CamilleDufresne_2026-09-18_quand_le_logement_devient_actif_la_rue_simpose

Crise du logement et climat : la rue s’impose

On ne peut pas parler de transition écologique en détournant le regard des tentes qui poussent au pied des tours de condos. Quand la finance transforme chaque logement en actif spéculatif, chaque loyer en profit maximal, elle ne produit pas seulement de l’exclusion : elle fabrique une ville insoutenable, fragmentée, hostile à la vie elle-même. La crise du logement et l’urgence climatique ne sont pas deux enjeux parallèles, ce sont deux symptômes du même poison capitaliste qui marchandise l’habiter et tue la solidarité territoriale. Si on veut des villes vivables, décarbonées, résilientes, il faut d’abord détruire la logique qui fait du toit un produit financier.

L’itinérance explose pendant que les promoteurs érigent des tours vides destinées à la spéculation internationale. Pendant ce temps, les quartiers populaires s’évaporent sous la pression de l’embourgeoisement, chassant les familles vers des banlieues lointaines où elles dépendent de la voiture, engorgent les routes, alourdissent l’empreinte carbone collective. Cette géographie de l’exclusion n’est pas un hasard : c’est le résultat direct d’un urbanisme pensé pour la rentabilité, pas pour l’habitabilité. Chaque personne expulsée, chaque famille repoussée en périphérie, c’est une défaite pour la justice sociale et une catastrophe pour le climat.

Une transition verte sans logement social, c’est une transition pour privilégiés. Les quartiers bien desservis par le transport en commun, proches des parcs, des services, du travail, deviennent des enclaves réservées à ceux qui peuvent payer. Pendant ce temps, on demande aux classes populaires de recycler leurs déchets et de prendre le vélo, alors qu’elles habitent à quarante minutes du métro et travaillent sur des horaires impossibles. Cette hypocrisie révèle la limite fatale de l’écologie libérale : elle veut sauver la planète sans toucher au marché, réduire les émissions sans redistribuer l’espace.
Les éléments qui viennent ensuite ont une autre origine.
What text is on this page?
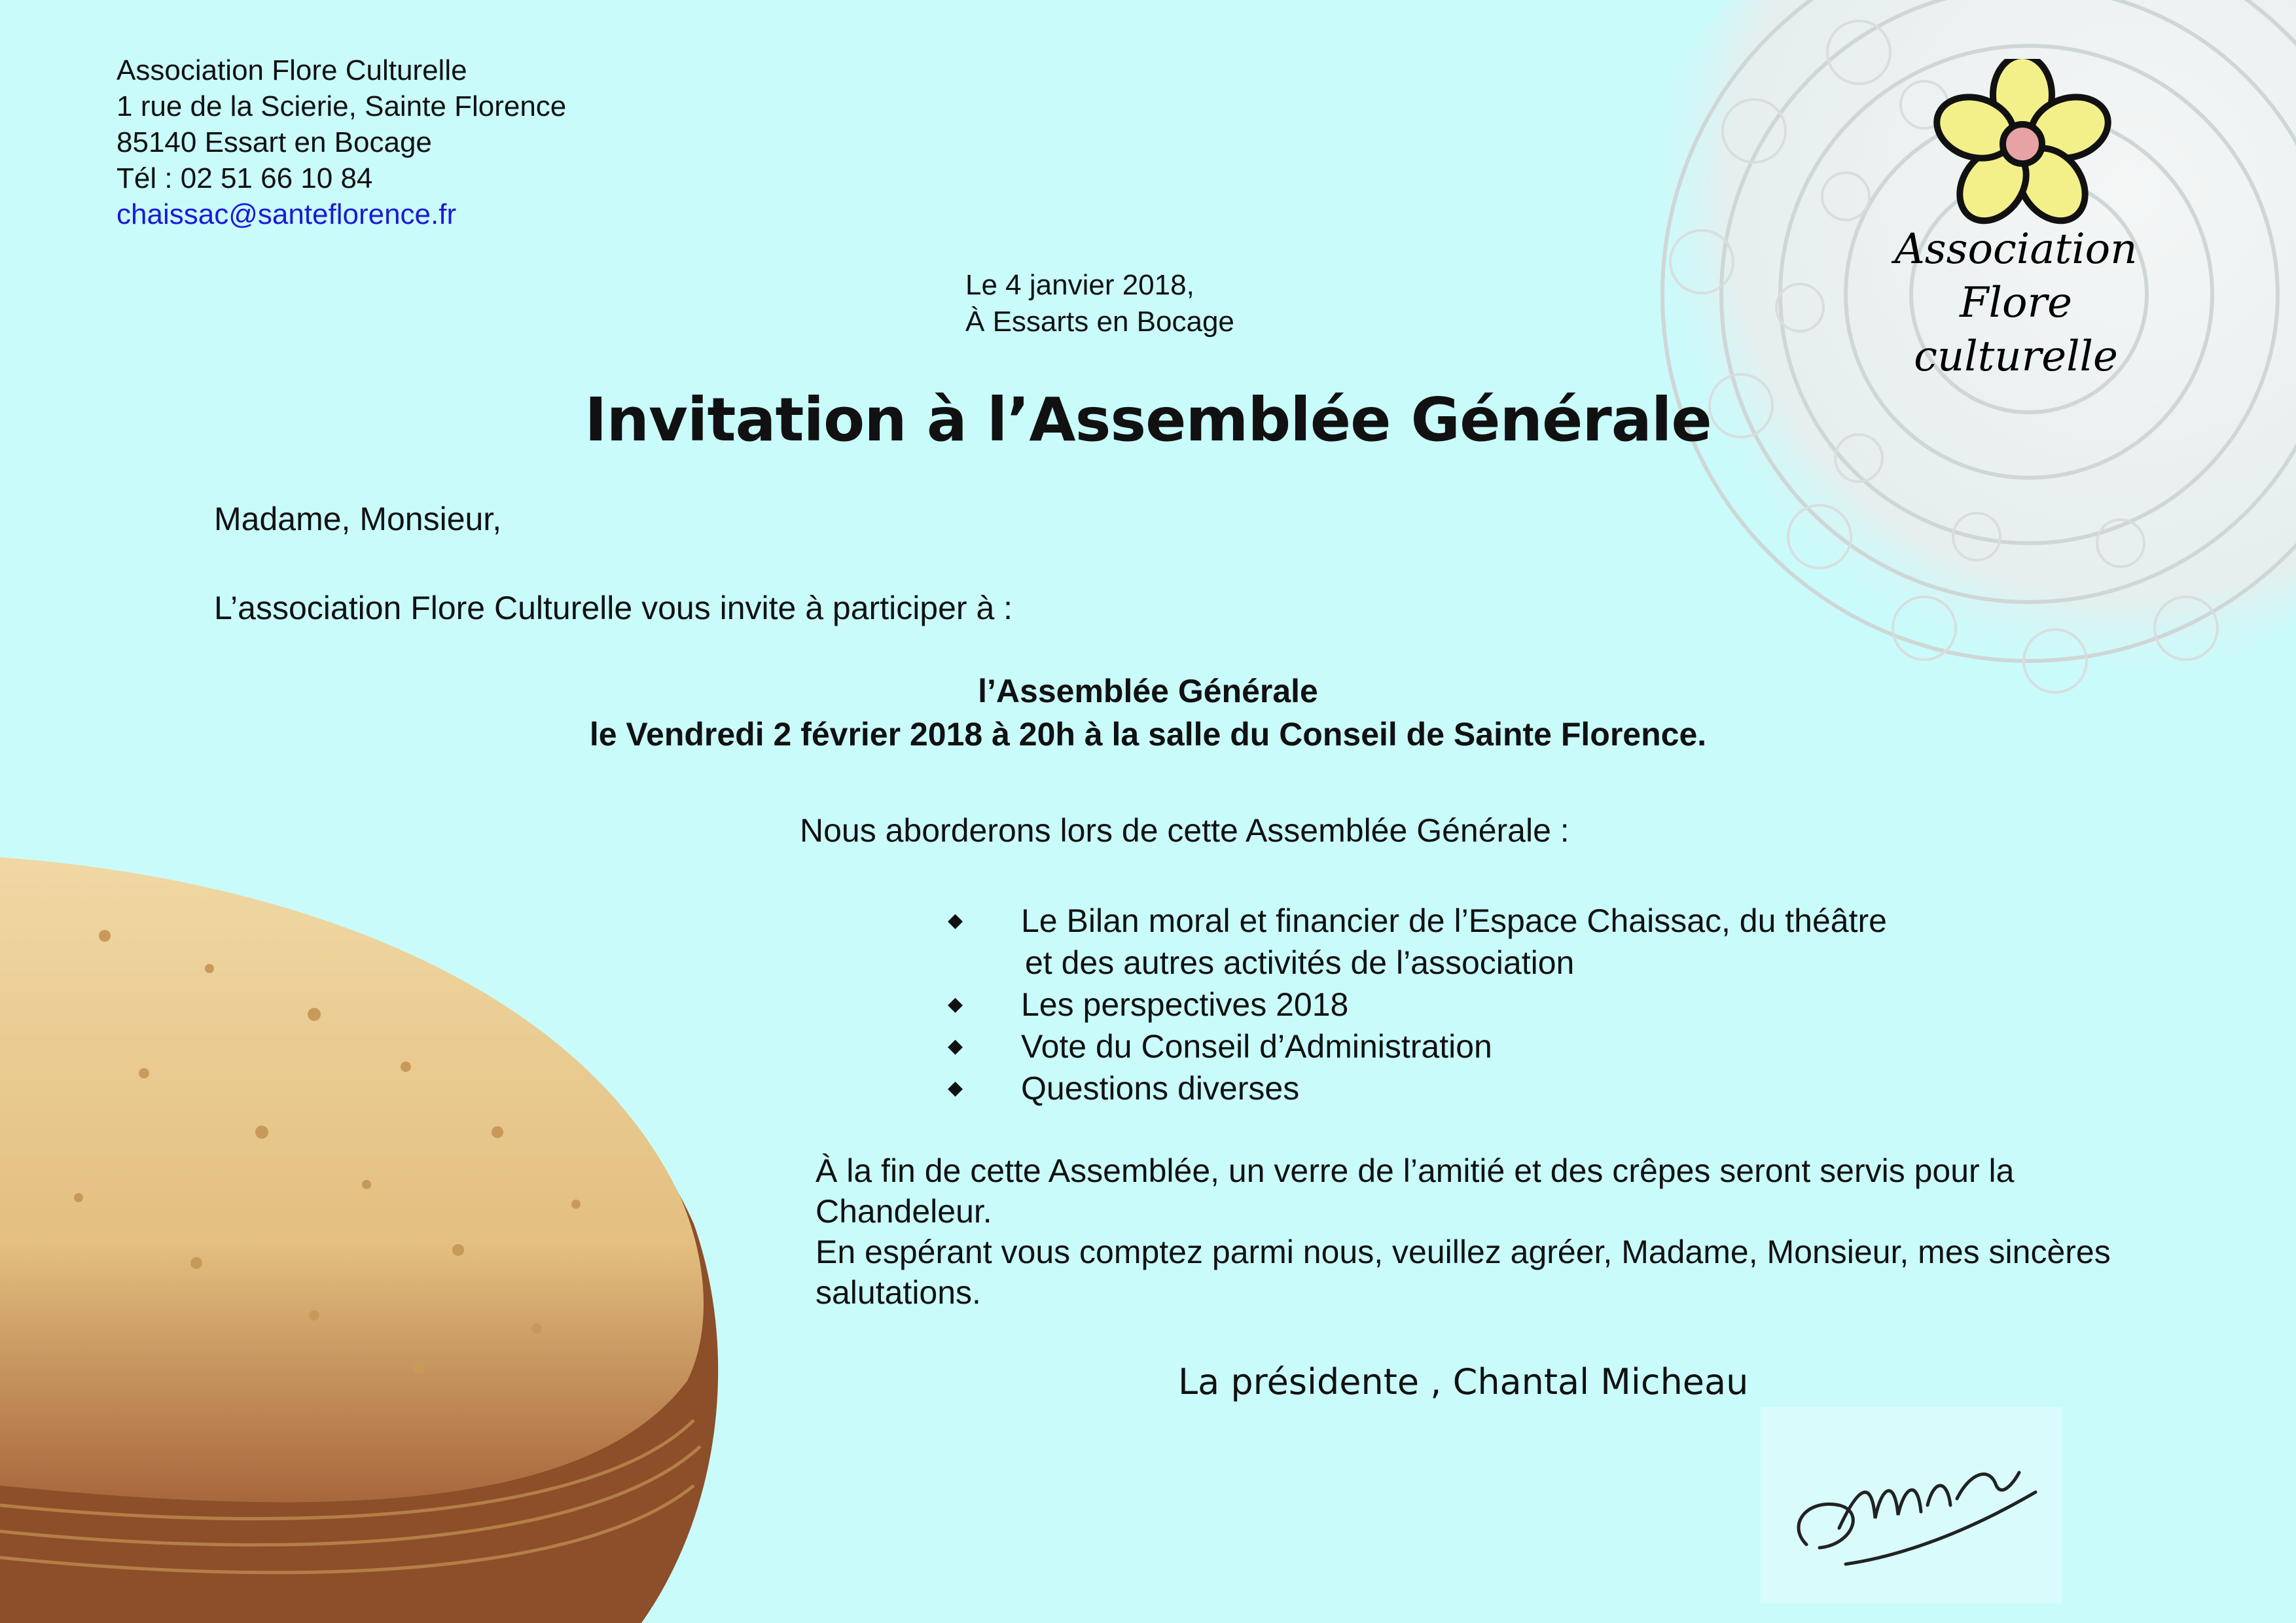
Association
Flore culturelle
Association Flore Culturelle
1 rue de la Scierie, Sainte Florence
85140 Essart en Bocage
Tél : 02 51 66 10 84
chaissac@santeflorence.fr
Le 4 janvier 2018,
À Essarts en Bocage
Invitation à l’Assemblée Générale
Madame, Monsieur,
L’association Flore Culturelle vous invite à participer à :
l’Assemblée Générale
le Vendredi 2 février 2018 à 20h à la salle du Conseil de Sainte Florence.
Nous aborderons lors de cette Assemblée Générale :
◆ Le Bilan moral et financier de l’Espace Chaissac, du théâtre
et des autres activités de l’association
◆ Les perspectives 2018
◆ Vote du Conseil d’Administration
◆ Questions diverses

À la fin de cette Assemblée, un verre de l’amitié et des crêpes seront servis pour la Chandeleur.

En espérant vous comptez parmi nous, veuillez agréer, Madame, Monsieur, mes sincères salutations.

La présidente , Chantal Micheau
Résultat : un urbanisme à deux vitesses où la durabilité devient un luxe de classe.

Le droit à la ville, ce n’est pas seulement un slogan, c’est un programme politique concret. Ça signifie du logement social massif et mixte, des quartiers denses mais vivables, des transports collectifs gratuits et accessibles, des services publics de proximité. Ça signifie planifier l’urbain pour les besoins humains et écologiques, pas pour les rendements des fonds de pension. Ça implique de reprendre le contrôle du sol, de limiter la propriété foncière privée, de bloquer la spéculation et de transformer radicalement notre manière d’habiter ensemble. Sans cette rupture, chaque politique verte restera cosmétique, chaque discours environnemental sera une insulte aux personnes qui dorment dehors.

L’éco-socialisme commence par un toit pour toustes. Parce qu’une ville juste est une ville sobre, parce qu’un quartier solidaire émet moins qu’un étalement suburbain, parce que le droit au logement et le droit à un climat vivable sont indissociables. Il est temps d’arrêter de traiter l’itinérance comme un problème individuel et la crise climatique comme une question technique : ce sont deux fronts d’une même guerre contre la logique du profit. Réapproprions-nous la ville, expulsons la finance, construisons des quartiers pour vivre, pas pour spéculer. Le toit n’est pas un actif, c’est un droit. Et ce droit-là, on le prendra ensemble, ou on brûlera en le cherchant.